Laura Lee Ching

Personal information
- Born: Laura Blears December 25, 1950 (age 75) Buffalo, New York, U.S.
- Years active: 1970s–1980s

Surfing career
- Sport: Surfing

= Laura Lee Ching =

American surfer

Laura Lee Ching, also known as Laura Blears, Laura Blears Ching and Laura Blears Cody (born December 25, 1950) is an American surfer.

==Early life==
On December 25, 1950, Laura was born. Her father was Lord James Blears (died 2016), a professional wrestler and amateur surfer. Her mother was Leonora "Lee" Adelaina (died 2007). Laura had three siblings, Jimmy (also a champion surfer; died 2011), Clinton, and Carol.

== Career ==
Laura won the 1972 Makaha Invitational and became the first woman to compete in the Smirnoff World Pro-Am Surfing Championships in 1973. She was the world number one female surfer in 1973. She also appeared on What's My Line? and ABC's Wide World of Sports Challenge of the Sexes.

==Recognition==
Laura appeared in a six-page pictorial for Playboy magazine in its July, 1975 issue. Her pictorial, titled, "Super Surfer", was shot at Keawaʻula Beach (popularly known as Yokohama Beach) in Hawaii, while surfing nude on a Lightning Bolt surfboard and walking on the beach carrying her surfboard, as well as photos of Laura indoors, lying naked in a bed.

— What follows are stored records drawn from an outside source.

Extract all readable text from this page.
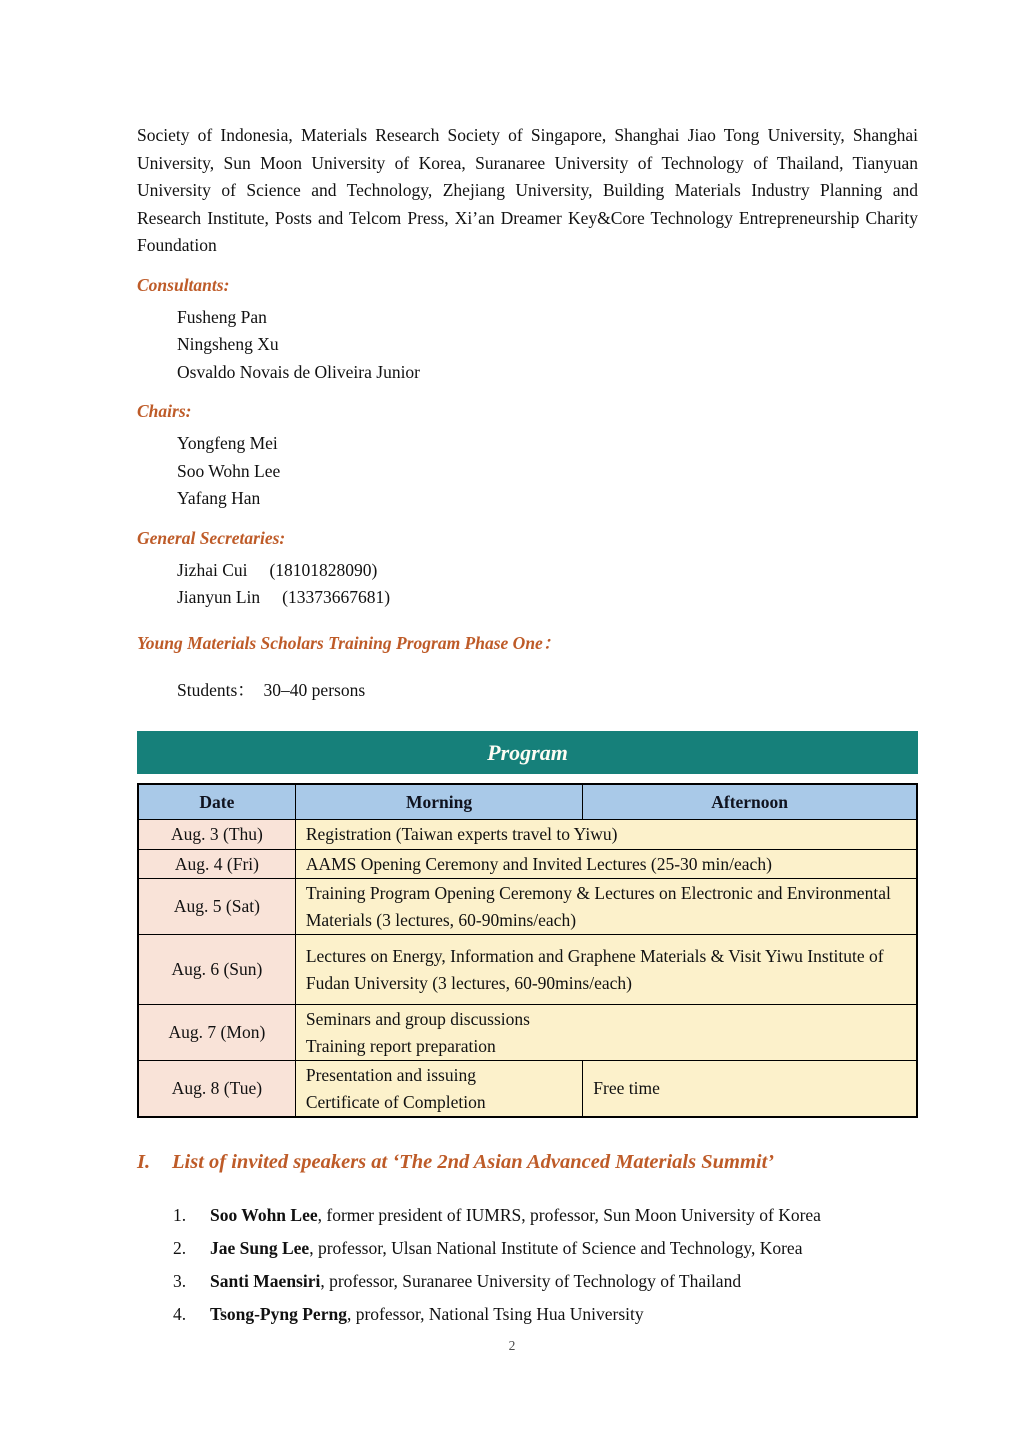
Society of Indonesia, Materials Research Society of Singapore, Shanghai Jiao Tong University, Shanghai University, Sun Moon University of Korea, Suranaree University of Technology of Thailand, Tianyuan University of Science and Technology, Zhejiang University, Building Materials Industry Planning and Research Institute, Posts and Telcom Press, Xi’an Dreamer Key&Core Technology Entrepreneurship Charity Foundation

Consultants:
Fusheng Pan
Ningsheng Xu
Osvaldo Novais de Oliveira Junior
Chairs:
Yongfeng Mei
Soo Wohn Lee
Yafang Han
General Secretaries:
Jizhai Cui (18101828090)
Jianyun Lin (13373667681)
Young Materials Scholars Training Program Phase One：
Students： 30–40 persons
Program
Date	Morning	Afternoon
Aug. 3 (Thu)	Registration (Taiwan experts travel to Yiwu)	
Aug. 4 (Fri)	AAMS Opening Ceremony and Invited Lectures (25-30 min/each)	
Aug. 5 (Sat)	Training Program Opening Ceremony & Lectures on Electronic and Environmental Materials (3 lectures, 60-90mins/each)	
Aug. 6 (Sun)	Lectures on Energy, Information and Graphene Materials & Visit Yiwu Institute of Fudan University (3 lectures, 60-90mins/each)	
Aug. 7 (Mon)	Seminars and group discussions
Training report preparation	

Aug. 8 (Tue)	Presentation and issuing
Certificate of Completion	Free time
I.	List of invited speakers at ‘The 2nd Asian Advanced Materials Summit’
1.	Soo Wohn Lee, former president of IUMRS, professor, Sun Moon University of Korea
2.	Jae Sung Lee, professor, Ulsan National Institute of Science and Technology, Korea
3.	Santi Maensiri, professor, Suranaree University of Technology of Thailand
4.	Tsong-Pyng Perng, professor, National Tsing Hua University
2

Additional photos not featured in the issue were published in January, 1978, in the Playboy Brazil version, published at the time as " A Revista do Homem". More pictures of her nude surfing were featured than in the USA issue, but did not feature full frontal photos (omitting the pubic hair area), which in the USA issue featured one on her lying full frontal on the surfboard. Playboy would reissue the opening two page spread of Laura on her surfboard in a yoga position, with one of her surfing, in the 1983 special newsstand edition, "Girls of Summer '83", then featured her once more in the special 1987 newsstand issue, "Wet and Wild Women", this time in a two-page spread with Laura on her surfboard, featuring a closeup of her naked buttocks, with two more photos of her nude surfing on each side.

In 1979, the Supersisters trading card set was produced and distributed; one of the cards featured Laura's name and picture.

In 2022 she received the restaurant Kimo's Maui's first Pioneers of Surfing Award.